あれほど私を恐怖のどん底に突き落としていた、あのアザだらけの少年の写真が、一枚残らず消え去っていたのだ。
お父さん……まさか……!
喉の奥から這い上がりそうになる絶叫を、私は両手で口を強く塞いで必死にこらえた。
私が眠っている間に、お父さんは私の携帯を持ち出し、身代わりとなる人間にあの音を聞かせたのだ。
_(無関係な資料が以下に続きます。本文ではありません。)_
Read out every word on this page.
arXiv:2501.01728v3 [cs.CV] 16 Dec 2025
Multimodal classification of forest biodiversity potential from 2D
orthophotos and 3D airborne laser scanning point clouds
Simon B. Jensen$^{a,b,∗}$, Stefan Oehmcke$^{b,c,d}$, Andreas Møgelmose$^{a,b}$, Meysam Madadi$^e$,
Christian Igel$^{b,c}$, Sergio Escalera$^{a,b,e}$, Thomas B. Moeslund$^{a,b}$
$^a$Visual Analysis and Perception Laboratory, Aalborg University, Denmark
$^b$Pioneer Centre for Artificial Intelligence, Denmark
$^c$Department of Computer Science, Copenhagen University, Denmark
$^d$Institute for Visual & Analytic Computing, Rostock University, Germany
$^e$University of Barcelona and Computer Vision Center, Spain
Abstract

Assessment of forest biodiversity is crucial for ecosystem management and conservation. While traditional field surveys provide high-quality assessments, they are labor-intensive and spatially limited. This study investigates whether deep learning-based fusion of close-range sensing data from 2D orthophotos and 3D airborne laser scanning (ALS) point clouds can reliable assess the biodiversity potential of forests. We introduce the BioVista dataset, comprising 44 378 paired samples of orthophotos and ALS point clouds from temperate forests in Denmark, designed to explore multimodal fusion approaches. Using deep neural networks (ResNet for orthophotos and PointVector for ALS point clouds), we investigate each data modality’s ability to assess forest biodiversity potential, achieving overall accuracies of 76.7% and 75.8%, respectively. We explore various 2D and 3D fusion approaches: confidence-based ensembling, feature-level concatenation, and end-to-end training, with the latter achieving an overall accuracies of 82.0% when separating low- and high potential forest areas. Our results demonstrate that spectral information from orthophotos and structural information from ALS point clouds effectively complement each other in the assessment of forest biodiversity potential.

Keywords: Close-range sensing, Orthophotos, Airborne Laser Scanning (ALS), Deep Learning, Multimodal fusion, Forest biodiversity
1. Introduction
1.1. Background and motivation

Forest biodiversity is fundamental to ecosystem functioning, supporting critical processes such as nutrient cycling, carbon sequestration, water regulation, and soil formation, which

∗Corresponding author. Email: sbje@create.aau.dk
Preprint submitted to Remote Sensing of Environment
すぐに勇気君に電話を……そう思って発信ボタンを押しかけ、私はハッとして指を止めた。
だめだ、できなかった。
もし今、私が泣きながら電話をしてしまったら、あの能天気でお人好しな勇気君のことだ。絶対に心配して、すぐに私の家まで駆けつけてきてしまう。
彼のスマホには、すでに六枚の呪いの写真がある。
もしここへ来るまでの道中で、あと二回誰かのカメラに映り込んでしまったら……彼は、確実に死ぬ。
だめ、それは絶対にだめだ。
そう、落ち着いて。落ち着くのよ、私。
勇気君が言っていた言葉を思い出す。
『大元の呪いの真相を突き止めよう。呪いそのものをぶっ壊すしかないんだ』
そうだ。待つんだ。
私にできることは、風花さんが遺したというあの『手がかり』を受け取ることだけ。
でも。
私を生かすために、自ら呪いを引き受けたかもしれないお父さんや、おじいちゃん、おばあちゃんたちの顔が次々と頭に浮かんでくる。
もう、涙はどうやっても止められなかった。
私はベッドにうずくまり、両親に聞こえないように声を殺して、ただ咽び泣いた。
早く……早く風花さんのお葬式が終わってくれと、狂ったように祈りながら。
四日後。
待ちわびていた電話が、ようやく鳴った。
『葬儀はすべて終わりましたので。……取りに来てくれて構わないよ』
梨花のお父さんからの、ひどく掠れた疲弊しきった声だった。
この四日間、私は勇気君には、自分の呪いが家族に移されたことを何も話していない。
ただメッセージで、「絶対に、一歩も家から出ないで」とだけ強く伝えておいた。
彼は何かを察したのか、「わかった、動画見てる」とだけ短い返事をくれた。
このあとは、私が決着をつけるんだ。
お父さんたちの命が理不尽に焼き尽くされる前に、必ず、私がこの呪いを終わらせる。
私は黒い服に着替え、悲壮な決意と共に、あの日訪れた橘の家へと一人で向かった。